En utilisant des méthodes de sélection classiques, les scientifiques ont cherché à améliorer la productivité du manioc, sans grand succès car la constitution génétique de ce tubercule est complexe et rend les recherches longues et difficiles. Selon la FAO, les techniques de pointe en matière de biologie moléculaire et de biotechnologies peuvent rendre le manioc beaucoup plus productif, nutritif et rentable.

"Le Partenariat mondial pour l'amélioration génétique du manioc va développer et utiliser les biotechnologies de pointe comme la génomique pour créer des plants et semences de manioc en leur donnant les caractères voulus : résistance accrue aux nuisibles et aux maladies, une composition amylacée améliorée pour une meilleure commercialisation et de meilleurs niveaux de protéines et de mico-nutriments qui rendront la plante plus nutritive," indique Eric Kueneman, chef du service des cultures et des herbages à la FAO.

Le représentant du Fonds international de développement agricole (Fida), l'agronome Douglas Wholey, s'est déclaré satisfait des résultats de la réunion estimant que ce Partenariat sera un pilier fondamental d'une stratégie de développement mondiale du cassava, lancée par le Fida il y a cinq ans et actuellement sous l'égide de la FAO.

"Le manioc est la culture vivrière la plus fiable pour les agriculteurs en Afrique, Asie et Amérique Latine", affirme Alfred Dixon, expert à l'Institut International d'Agriculture Tropicale. "Mais c'est également une culture de rente qui peut favoriser le développement rural. Les technologies promues par le Partenariat vont permettre aux sélectionneurs et aux producteurs d'améliorer rapidement la valeur et le rendement du manioc dans les cultures", ajoute Kueneman.

Les institutions participant à ce Partenariat devront coordonner leurs efforts de recherche, partager les découvertes, associer les agriculteurs au suivi des recherches, respecter les règles de sécurité et tout mettre en œuvre pour doter les institutions nationales des pays producteurs de manioc de moyens scientifiques.

"Pour la première fois, nous avons le potentiel pour identifier efficacement lesbons caractères des plants domestiques et sauvages de manioc pour ensuite les transférer aux variétés les plus prisées par les agriculteurs, en temps opportun. Si ça marche, ces améliorations pourront améliorer la vie de centaines de millions de personnes," déclare Claude Fauquet du Danforth Center.

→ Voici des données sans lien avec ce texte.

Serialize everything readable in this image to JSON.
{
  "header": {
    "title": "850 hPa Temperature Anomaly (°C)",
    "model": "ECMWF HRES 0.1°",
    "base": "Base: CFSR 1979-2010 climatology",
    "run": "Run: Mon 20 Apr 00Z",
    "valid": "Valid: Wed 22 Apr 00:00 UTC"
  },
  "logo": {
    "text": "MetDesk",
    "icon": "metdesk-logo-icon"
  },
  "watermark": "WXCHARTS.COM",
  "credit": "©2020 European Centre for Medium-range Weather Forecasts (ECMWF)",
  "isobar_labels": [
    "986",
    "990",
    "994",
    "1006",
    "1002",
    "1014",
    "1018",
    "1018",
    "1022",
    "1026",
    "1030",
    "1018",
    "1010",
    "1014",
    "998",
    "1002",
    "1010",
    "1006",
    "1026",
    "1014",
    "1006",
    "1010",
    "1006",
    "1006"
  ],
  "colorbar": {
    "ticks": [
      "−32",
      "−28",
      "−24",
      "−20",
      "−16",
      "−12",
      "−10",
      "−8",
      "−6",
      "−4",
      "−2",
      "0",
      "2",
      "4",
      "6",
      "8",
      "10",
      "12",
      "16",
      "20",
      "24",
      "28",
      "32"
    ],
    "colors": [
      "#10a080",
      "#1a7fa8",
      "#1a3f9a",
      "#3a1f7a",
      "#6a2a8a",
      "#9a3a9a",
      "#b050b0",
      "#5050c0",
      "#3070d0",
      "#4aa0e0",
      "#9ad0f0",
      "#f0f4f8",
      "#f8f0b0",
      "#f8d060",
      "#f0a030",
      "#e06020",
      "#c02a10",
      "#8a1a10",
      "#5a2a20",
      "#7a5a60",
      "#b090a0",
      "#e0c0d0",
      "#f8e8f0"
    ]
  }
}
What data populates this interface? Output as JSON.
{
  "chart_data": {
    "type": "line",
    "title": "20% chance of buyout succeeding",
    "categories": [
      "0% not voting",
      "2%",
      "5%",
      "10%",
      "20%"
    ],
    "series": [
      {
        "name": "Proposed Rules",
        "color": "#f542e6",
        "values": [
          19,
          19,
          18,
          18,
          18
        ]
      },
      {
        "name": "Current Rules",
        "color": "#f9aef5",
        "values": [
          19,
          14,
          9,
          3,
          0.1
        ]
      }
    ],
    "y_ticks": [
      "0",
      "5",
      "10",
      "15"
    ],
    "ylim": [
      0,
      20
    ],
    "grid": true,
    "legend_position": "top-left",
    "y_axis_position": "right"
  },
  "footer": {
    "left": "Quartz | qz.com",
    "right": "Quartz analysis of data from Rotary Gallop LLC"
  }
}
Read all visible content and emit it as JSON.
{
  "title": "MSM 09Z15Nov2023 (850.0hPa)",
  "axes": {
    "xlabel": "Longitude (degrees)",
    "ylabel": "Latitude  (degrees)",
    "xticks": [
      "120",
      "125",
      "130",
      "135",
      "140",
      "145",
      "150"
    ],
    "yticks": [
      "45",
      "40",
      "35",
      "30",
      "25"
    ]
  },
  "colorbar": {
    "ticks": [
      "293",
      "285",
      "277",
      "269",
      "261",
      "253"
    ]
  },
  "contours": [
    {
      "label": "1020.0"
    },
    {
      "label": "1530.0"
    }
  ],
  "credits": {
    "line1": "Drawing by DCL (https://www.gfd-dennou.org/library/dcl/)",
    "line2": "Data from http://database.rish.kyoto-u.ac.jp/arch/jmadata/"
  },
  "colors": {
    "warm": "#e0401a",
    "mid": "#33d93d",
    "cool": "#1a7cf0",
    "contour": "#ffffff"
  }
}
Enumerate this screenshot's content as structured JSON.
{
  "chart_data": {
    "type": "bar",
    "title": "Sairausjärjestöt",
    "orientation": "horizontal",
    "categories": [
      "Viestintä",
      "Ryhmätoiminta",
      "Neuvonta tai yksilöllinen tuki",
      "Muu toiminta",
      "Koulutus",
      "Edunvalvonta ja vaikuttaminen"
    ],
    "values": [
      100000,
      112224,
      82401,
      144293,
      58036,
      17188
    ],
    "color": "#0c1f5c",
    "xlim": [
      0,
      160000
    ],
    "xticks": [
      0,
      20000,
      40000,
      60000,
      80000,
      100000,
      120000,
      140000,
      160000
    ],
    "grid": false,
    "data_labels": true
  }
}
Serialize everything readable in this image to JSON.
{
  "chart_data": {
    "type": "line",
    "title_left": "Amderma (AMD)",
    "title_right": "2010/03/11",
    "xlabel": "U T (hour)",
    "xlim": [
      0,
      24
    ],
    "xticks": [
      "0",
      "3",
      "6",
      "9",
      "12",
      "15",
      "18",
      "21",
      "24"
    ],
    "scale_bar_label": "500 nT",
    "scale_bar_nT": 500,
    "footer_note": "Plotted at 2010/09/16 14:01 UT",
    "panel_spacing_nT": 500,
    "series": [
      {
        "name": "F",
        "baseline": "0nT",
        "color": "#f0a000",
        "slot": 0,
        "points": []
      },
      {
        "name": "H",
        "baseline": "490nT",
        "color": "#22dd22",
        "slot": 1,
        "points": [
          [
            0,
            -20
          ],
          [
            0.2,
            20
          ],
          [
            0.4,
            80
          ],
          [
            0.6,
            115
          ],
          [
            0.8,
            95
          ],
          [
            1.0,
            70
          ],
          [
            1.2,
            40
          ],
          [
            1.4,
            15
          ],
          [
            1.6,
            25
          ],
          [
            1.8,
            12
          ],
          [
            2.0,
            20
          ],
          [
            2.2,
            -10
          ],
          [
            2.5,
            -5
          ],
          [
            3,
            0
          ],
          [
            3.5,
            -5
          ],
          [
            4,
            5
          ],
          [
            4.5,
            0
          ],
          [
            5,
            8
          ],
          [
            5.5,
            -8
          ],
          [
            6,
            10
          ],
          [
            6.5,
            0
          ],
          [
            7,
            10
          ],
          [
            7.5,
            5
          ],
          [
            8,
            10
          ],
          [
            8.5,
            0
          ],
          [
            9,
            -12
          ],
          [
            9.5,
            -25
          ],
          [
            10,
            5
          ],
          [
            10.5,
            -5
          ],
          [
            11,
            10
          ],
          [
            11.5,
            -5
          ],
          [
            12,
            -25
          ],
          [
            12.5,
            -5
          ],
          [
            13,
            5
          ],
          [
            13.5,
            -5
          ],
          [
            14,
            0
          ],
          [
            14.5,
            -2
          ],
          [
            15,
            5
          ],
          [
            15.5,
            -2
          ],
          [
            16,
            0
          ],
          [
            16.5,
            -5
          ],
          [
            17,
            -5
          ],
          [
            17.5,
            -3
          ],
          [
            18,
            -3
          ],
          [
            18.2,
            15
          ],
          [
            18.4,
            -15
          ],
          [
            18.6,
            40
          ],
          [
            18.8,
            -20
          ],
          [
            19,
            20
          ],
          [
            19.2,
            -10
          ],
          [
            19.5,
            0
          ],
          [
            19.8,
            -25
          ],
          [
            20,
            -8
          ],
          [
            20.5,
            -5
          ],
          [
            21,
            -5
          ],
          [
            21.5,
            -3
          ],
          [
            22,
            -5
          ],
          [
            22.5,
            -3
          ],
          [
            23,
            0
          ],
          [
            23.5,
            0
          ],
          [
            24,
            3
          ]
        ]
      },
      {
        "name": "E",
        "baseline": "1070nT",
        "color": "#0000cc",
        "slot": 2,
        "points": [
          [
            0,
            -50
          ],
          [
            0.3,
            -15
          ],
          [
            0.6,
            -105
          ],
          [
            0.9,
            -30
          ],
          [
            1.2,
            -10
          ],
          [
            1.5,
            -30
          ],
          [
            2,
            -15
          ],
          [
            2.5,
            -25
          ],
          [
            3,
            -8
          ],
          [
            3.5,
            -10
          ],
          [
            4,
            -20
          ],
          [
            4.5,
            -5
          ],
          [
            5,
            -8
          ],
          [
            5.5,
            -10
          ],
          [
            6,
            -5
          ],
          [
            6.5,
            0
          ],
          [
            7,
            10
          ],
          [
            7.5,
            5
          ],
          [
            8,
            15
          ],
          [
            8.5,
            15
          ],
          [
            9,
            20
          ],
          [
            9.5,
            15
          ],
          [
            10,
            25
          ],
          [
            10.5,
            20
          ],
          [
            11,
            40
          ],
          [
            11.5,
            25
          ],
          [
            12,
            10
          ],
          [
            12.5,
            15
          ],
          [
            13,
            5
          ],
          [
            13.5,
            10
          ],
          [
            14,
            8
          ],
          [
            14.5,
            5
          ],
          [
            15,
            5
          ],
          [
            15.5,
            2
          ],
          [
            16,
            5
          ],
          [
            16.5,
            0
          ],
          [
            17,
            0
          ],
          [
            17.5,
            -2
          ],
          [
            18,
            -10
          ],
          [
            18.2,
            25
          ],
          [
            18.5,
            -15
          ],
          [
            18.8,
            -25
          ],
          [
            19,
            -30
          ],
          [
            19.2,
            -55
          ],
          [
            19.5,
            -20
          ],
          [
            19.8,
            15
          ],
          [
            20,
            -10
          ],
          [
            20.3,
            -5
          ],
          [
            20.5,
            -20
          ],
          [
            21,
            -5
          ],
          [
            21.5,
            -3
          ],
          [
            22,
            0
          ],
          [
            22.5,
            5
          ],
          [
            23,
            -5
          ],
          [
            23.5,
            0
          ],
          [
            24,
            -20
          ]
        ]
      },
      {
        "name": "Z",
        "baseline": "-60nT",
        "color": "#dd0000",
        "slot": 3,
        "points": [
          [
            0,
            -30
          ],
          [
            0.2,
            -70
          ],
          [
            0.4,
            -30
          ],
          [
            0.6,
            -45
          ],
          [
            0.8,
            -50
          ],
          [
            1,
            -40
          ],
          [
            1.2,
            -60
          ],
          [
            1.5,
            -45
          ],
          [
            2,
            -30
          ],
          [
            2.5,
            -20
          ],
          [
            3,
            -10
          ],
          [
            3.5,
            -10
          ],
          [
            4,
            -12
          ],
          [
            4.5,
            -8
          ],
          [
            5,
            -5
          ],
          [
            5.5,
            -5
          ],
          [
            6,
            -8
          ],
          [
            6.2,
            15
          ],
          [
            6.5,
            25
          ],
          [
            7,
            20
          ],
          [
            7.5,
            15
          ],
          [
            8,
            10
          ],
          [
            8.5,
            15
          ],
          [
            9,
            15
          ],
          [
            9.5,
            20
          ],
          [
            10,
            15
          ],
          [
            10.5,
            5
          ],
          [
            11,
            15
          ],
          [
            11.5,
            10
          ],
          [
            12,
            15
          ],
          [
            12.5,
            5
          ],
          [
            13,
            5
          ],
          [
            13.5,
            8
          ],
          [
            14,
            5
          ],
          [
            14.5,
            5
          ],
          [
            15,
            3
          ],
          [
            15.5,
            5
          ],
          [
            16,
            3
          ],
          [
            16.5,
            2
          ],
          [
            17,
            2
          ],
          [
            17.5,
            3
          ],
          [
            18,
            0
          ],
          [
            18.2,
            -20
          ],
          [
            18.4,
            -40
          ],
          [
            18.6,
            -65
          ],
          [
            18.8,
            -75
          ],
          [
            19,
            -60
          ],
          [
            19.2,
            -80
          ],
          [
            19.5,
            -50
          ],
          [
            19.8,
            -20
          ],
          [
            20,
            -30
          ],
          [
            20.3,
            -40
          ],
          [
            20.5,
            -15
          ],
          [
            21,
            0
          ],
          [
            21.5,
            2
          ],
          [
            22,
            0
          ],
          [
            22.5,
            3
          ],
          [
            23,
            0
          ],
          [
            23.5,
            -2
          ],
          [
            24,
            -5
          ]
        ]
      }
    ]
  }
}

Wilhem Gruissem, de l'Institut Fédéral suisse de technologie, affirme de son côté : « Maintenant que nous avons un Partenariat et un plan, notre tâche est de lever des fonds pour des projets de recherche menés en commun qui nous permettront de développer et utiliser ces technologies pour faire du manioc une plante plus nutritive et plus productive, en particulier pour les pauvres. »

Le Partenariat mondial pour l'amélioration génétique du manioc est né lors d'une réunion des trente plus grands experts en recherche sur le manioc qui s'était tenue au centre de conférence de la Fondation Rockefeller en Italie début octobre.

Institutions participantes: FAO; Fonds international de développement agricole (Fida), Centre Rockefeller, Centre International pour l'Agriculture Tropicale (CIAT); Institut International de l'Agriculture Tropicale (IITA); Société brésilienne de recherche agricole (Embrapa); Donald Danforth Plant Science Center (ILTAB); Institut Fédéral Suisse de Technologie (ETH); Organisation Nationale de Recherche Agricole, Ouganda; Institut Central de Recherche sur les Tubercules, Inde; Agence Internationale de l'Energie Atomique (Division commune FAO/AIEA); Agence Nationale de Développement des Biotechnologies, Nigeria, Institut de Recherche sur les Tubercules et Légumineux, Indonésie; Université de Bath, Grande Bretagne; Programme pour l'Amélioration des Racines et Tubercules, Ghana.